Judas-Evangelium und Apokryphen – was ist wirklich dran?

Warum welche Schriften ins Neue Testament aufgenommen wurden, ist schon lange Gegenstand heißer Diskussionen – bringt das neu veröffentlichte “Judas-Evangelium” hier etwa neue Erkenntnisse?


Quasi im Kielwasser von “Sakrileg” beglückte die National Geographic Society zu Ostern ihre Leser mit einem Leitartikel über diese Schrift, die Teil eines koptischen Manuskripts aus dem 3. oder 4. Jahrhundert ist. Judas, der Verräter Jesu, schwarzes Schaf unter den Jüngern, sprichwörtlich für alle Art von Verrat und abschreckendes Beispiel für Unglauben – gewinnen wir jetzt neue Erkenntnisse über die Umstände des Verrates Jesu? War alles vielleicht doch ganz anders?


Tatsächlich präsentiert das Judas-Evangelium ein ganz anderes Szenario. Jesus soll Judas besonders eingeweiht und bevorzugt haben, ja sogar zum Verrat aufgefordert haben. Ist nun die Bibel doch manipuliert? Hat man das Judas-Evangelium bewusst ausgeschlossen, um mit willkürlichen Dogmen die Menschen zu knechten?


Die Experten sind sich einig, dass dieses Apokryphon keine neuen Erkenntnisse enthält. “Der Text vermittelt uns keine neuen historischen Einsichten über den Apostel Judas oder den Kreuzestod Jesu” sagt Thomas Söding, Professor für Biblische Theologie in Wuppertal. Auch enthalte der Text keine bislang unbekannten Worte Jesu, die als authentisch eingestuft werden können. Laut dem Papyrusexperten James M. Robinson gebe er auch keine neuen Erkenntnisse über die Karwoche, in der Jesus verraten wurde.

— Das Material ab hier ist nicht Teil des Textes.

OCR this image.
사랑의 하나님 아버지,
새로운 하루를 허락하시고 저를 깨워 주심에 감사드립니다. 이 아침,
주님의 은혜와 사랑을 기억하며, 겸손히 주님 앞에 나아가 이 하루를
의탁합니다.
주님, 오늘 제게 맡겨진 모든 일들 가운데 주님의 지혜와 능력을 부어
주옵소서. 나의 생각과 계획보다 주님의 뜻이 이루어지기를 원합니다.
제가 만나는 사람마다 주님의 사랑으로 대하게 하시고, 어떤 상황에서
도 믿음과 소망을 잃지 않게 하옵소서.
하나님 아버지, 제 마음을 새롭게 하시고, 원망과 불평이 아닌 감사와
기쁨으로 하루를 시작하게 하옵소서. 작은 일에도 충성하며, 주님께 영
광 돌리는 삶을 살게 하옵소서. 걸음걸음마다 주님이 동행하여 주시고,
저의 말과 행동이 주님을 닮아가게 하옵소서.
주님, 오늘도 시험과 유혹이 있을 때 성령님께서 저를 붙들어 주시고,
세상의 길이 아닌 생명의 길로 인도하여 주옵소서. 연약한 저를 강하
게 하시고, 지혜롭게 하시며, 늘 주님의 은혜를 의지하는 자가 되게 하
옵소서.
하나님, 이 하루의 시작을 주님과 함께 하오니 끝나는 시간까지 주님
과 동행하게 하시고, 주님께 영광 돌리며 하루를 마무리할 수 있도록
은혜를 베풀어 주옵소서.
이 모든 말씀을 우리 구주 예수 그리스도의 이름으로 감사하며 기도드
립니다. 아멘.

Robinson hält gar die Überschrift für das Aufregendste am Text.


Aber was hat es dann mit dieser Umdeutung des Jesusbildes auf sich?


Die dem Judas-Evangelium zugrundeliegende Philosophie ist eindeutig die des Gnostizismus. Gnostiker glaubten, dass die materielle Welt Produkt eines bösen Gottes (Demiurg) ist, während der wahre, gute Gott rein geistig ist und mit Materie nichts am Hut hat. Ziel des Menschen, dessen geistige Seele in einem minderwertigen materiellen Körper gefangen ist, ist es, in geistigen Übungen dieser Welt zu entfliehen und das Göttliche in sich zu befreien. Kein Wunder also, dass Jesus in diesem Pamphlet gerne seinen Körper durch Tod verlässt.


Außerdem sind im Gnostizismus auffälligerweise die personae non gratae der Bibel am angesehensten: Kain, die Sodomiter, Judas…sie seien Abgesandte des guten Gottes und hätten höhere Erkenntnisse gehabt, wären freier und erleuchteter gewesen als die tumben Anhänger des “engen” und “dogmatischen” Christentums, die für Gnostiker nichts anderes als Anbeter des Demiurgen waren.


Es ist offensichtlich, dass solche Schriften (zu denen auch das Thomas-Evangelium zählt) nicht in den neutestamentlichen Kanon aufgenommen werden konnten. Die Bibel kennt – weder im AT noch im NT – eine Teilung in guten Geist- und bösen Materiegott. Der Gott der Bibel ist “…der Gott, der die Welt gemacht hat und alles, was darinnen ist” (Apostelgeschichte 17,24), aber auch Geist (Johannes 4,24). Taten wie die des Judas können niemals als gut angesehen werden, weil das höchste Ziel im Christentum nicht das Befreitwerden vom materiellen Leib ist, sondern die Beziehung zum Schöpfergott – und den, fleischgeworden in Jesus Christus, hat Judas verachtet.


Die biblische Offenbarung hat einen roten Faden von der Genesis bis zur Offenbarung – ein klarer Beweis dafür, dass sie aus der selben Quelle stammt. Sie stellt uns einen Gott vor, der uns aus Liebe als Gegenüber erschafft, sowie Sein beständiges Suchen nach uns in unserer Rebellion und Flucht vor Ihm, gipfelnd im Tod Jesu Christi am Kreuz. Scharlatane, die den Menschen billige Selbstfindungs- und Erleuchtungskulte im christlichen Rahmen, ohne Erkenntnis des ewigen Schöpfergottes, verkaufen, gab und gibt es zuhauf.


Das Judas-Evangelium rüttelt nichts an der Zuverlässigkeit der Bibel.